Welcome to new things

[Technical] [Electronic work] [Gadget] [Game] memo writing

Memo on how to use stream in Node.js

When processing data, we tend to be lazy and read all the data into memory before processing it.

This is not a problem when the data size is small, but when dealing with huge data, it consumes a lot of memory and takes a long time because other read/write operations are blocked until reading or writing of one piece of data is completed.

In such cases, stream processing, in which data is read in little by little and processed each time, requires only enough memory for the buffer and read/write data is executed in parallel, making it convenient to finish processing quickly.

Perhaps because stream processing is compatible with asynchronous processing, Node.js includes stream-related functions by default, and many external libraries are also capable of stream processing.

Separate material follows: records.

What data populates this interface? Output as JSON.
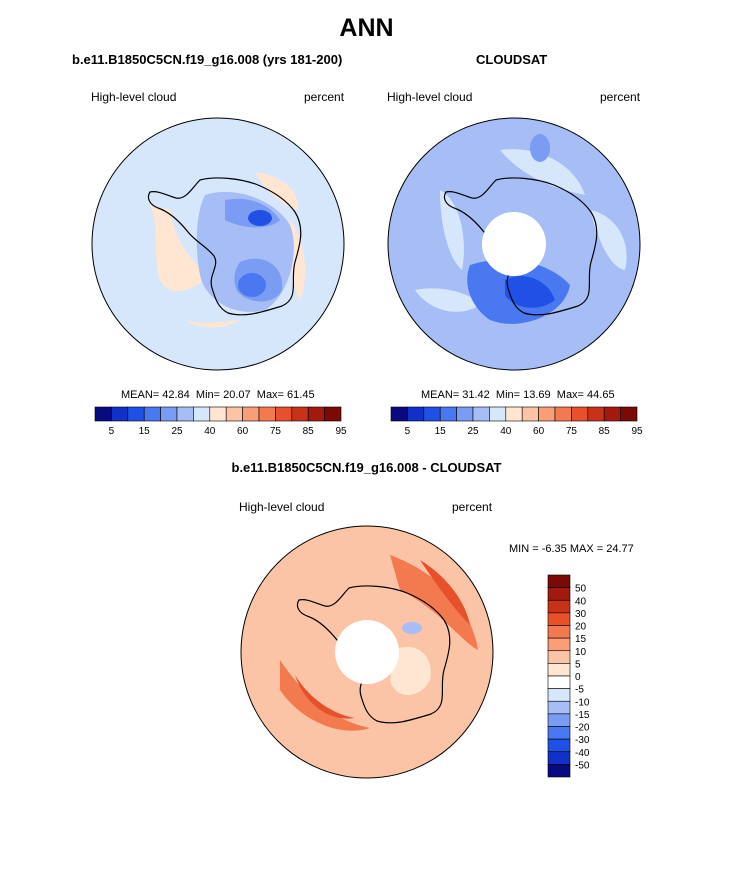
{
  "title": "ANN",
  "panels": [
    {
      "id": "model",
      "heading": "b.e11.B1850C5CN.f19_g16.008 (yrs 181-200)",
      "left_label": "High-level cloud",
      "right_label": "percent",
      "stats": {
        "mean": "MEAN=  42.84",
        "min": "Min=  20.07",
        "max": "Max=  61.45"
      }
    },
    {
      "id": "obs",
      "heading": "CLOUDSAT",
      "left_label": "High-level cloud",
      "right_label": "percent",
      "stats": {
        "mean": "MEAN=  31.42",
        "min": "Min=  13.69",
        "max": "Max=  44.65"
      }
    },
    {
      "id": "diff",
      "heading": "b.e11.B1850C5CN.f19_g16.008 - CLOUDSAT",
      "left_label": "High-level cloud",
      "right_label": "percent",
      "stats": {
        "minmax": "MIN =  -6.35 MAX =  24.77"
      }
    }
  ],
  "colorbar_abs": {
    "colors": [
      "#0a0a80",
      "#1030c8",
      "#2050e6",
      "#4a78f0",
      "#7a9cf2",
      "#a6bef5",
      "#d6e6fb",
      "#ffe6d2",
      "#fcc4a6",
      "#fa9e78",
      "#f27a4e",
      "#e8502a",
      "#c83218",
      "#a21a0e",
      "#7a0a06"
    ],
    "tick_labels": [
      "5",
      "15",
      "25",
      "40",
      "60",
      "75",
      "85",
      "95"
    ]
  },
  "colorbar_diff": {
    "colors": [
      "#0a0a80",
      "#1030c8",
      "#2050e6",
      "#4a78f0",
      "#7a9cf2",
      "#a6bef5",
      "#d6e6fb",
      "#ffffff",
      "#ffe6d2",
      "#fcc4a6",
      "#fa9e78",
      "#f27a4e",
      "#e8502a",
      "#c83218",
      "#a21a0e",
      "#7a0a06"
    ],
    "tick_labels": [
      "50",
      "40",
      "30",
      "20",
      "15",
      "10",
      "5",
      "0",
      "-5",
      "-10",
      "-15",
      "-20",
      "-30",
      "-40",
      "-50"
    ]
  },
  "map_colors": {
    "model_background": "#d6e6fb",
    "obs_background": "#a6bef5",
    "diff_background": "#fcc4a6",
    "coast": "#000000"
  }
}
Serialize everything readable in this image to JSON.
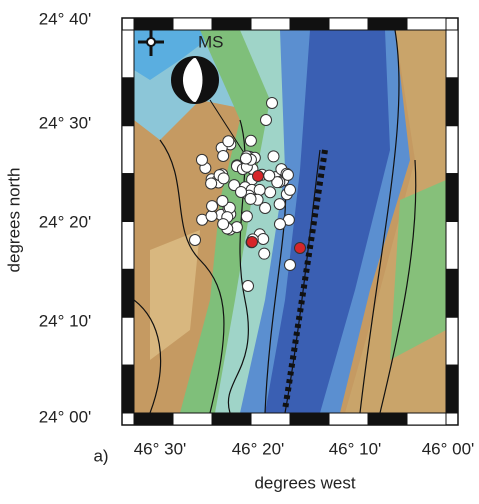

Stream processing often appears in Node.js, so it is useful to know how to use it, but because it deals with asynchronous functions, I think it is a little more difficult to grasp than when processing after reading the whole file.

Here, I would like to make a note of how to use such Node.js streams.

Read Stream

It provides a function that has the original data and reads data from it little by little.

  • The read data is acquired with the data event.
  • When data reaches the end, an end event is issued

Example: File loading

import * as fs from "fs";

(async () => {
    await new Promise((resolve, reject) => {

        const rs = fs.createReadStream('input.txt');

        // Read Stream
        rs.on('data', (chunk) => {
            console.log(chunk.toString());
        });

        rs.on('end', () => {
            console.log("READ STRAM END");
            resolve();
        });

    });

    console.log("PROGRAM END");
})();

write stream

It provides the ability to have an output destination for the data and to write out a little bit of data to it.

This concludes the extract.